Arrêts maladie : comment réduire la facture ?
Début août, la presse a révélé que le gouvernement envisageait de faire payer aux entreprises, à la place de la Sécu, une partie des arrêts maladie de leurs salariés, les arrêts de moins de huit jours. La ministre de la Santé justifie alors cette mesure en expliquant vouloir "responsabiliser" les employeurs car selon elle, la principale cause de nombreux arrêts maladie est la "pénibilité psychologique" que les entreprises imposent à leurs salariés. Avec cette mesure, le gouvernement espérait faire une économie de 900 millions d'euros pour la Sécurité sociale.

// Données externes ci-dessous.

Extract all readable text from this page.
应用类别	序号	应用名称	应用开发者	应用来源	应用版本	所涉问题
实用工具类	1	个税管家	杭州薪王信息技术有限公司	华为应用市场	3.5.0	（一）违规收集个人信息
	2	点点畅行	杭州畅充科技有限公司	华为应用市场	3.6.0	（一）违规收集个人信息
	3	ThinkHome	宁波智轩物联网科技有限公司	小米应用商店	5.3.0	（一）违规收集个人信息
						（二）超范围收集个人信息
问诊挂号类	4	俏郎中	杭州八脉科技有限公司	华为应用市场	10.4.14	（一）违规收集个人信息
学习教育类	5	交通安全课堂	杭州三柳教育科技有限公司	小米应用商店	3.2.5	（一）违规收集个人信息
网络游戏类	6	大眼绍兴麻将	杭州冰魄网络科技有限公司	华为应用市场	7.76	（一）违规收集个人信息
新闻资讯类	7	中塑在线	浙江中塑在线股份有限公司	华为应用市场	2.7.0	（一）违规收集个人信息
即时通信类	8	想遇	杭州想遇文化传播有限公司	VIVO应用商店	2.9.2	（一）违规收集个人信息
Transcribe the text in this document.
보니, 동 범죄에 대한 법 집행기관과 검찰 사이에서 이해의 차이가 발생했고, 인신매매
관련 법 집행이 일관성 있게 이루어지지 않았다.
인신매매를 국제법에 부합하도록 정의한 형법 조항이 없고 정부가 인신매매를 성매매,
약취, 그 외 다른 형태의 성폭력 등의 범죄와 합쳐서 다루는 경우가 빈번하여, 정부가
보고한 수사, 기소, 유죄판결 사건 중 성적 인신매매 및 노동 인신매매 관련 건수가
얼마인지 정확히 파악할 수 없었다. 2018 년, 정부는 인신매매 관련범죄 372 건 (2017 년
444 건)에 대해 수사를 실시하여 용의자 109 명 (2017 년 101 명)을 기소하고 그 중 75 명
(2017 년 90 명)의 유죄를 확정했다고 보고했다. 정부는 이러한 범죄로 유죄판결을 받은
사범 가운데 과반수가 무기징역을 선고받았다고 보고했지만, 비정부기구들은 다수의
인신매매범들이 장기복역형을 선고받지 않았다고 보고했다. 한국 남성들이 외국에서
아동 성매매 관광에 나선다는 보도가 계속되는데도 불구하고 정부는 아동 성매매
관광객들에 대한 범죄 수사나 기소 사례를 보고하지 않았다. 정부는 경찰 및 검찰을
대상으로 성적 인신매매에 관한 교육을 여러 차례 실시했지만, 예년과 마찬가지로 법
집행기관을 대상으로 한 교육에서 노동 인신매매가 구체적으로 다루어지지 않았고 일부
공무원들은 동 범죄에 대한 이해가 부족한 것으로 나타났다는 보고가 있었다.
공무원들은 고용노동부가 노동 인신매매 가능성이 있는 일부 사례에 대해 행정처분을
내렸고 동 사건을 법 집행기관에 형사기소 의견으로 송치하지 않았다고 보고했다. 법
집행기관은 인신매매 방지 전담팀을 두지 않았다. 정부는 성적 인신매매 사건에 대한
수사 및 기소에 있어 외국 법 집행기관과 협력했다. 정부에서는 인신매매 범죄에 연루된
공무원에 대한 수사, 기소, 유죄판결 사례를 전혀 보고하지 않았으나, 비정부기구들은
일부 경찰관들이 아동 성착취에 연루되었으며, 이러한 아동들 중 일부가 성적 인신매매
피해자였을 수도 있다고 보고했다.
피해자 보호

Une levée de boucliers du patronat
Cette idée a fait bondir le patronat et suscité des tensions au sein même du gouvernement. La ministre du Travail, Muriel Pénicaud, a torpillé le projet défendu par Agnès Buzyn au cours de l'été en écrivant une lettre au Premier ministre pour dire tout le mal qu'elle en pensait. Edouard Philippe a finalement jeté l'éponge le week-end dernier et annoncé qu'il renonçait à cette mesure parce qu'elle allait à l'encontre de l'action gouvernementale en faveur de la création d'emplois et des entreprises.
Mais dans le même temps, le Premier ministre a expliqué vouloir régler ce problème d'arrêts maladie qui augmentent et coûtent très cher à la Sécu. La facture ne cesse en effet de s'alourdir. En 2017, les indemnités journalières (IJ) pour arrêts maladie ont coûté plus de dix milliards d'euros. En moyenne, la hausse est de plus de 4% par an. Cette augmentation reste pour le moment inexpliquée.
L'Assurance maladie ne recense pas les motifs d'arrêts et cela serait impossible à faire car les médecins n'inscrivent pas toujours les éléments médicaux qui justifient l'arrêt sur le formulaire ou alors ils indiquent un motif très flou (parfois à la demande du patient). Résultat : il est très difficile d'établir une corrélation entre l'évolution du nombre d'arrêts maladie et l'état de santé de la population active. Et cela contribue à alimenter les éternelles polémiques sur les médecins soi-disant complaisants et les patients qui abuseraient. Même le Premier ministre a jeté la suspicion sur le bien-fondé de ces arrêts en comparant l'augmentation des arrêts maladie à l'instauration d' « un jour de congé supplémentaire ».
Comment expliquer l'augmentation des arrêts de travail ?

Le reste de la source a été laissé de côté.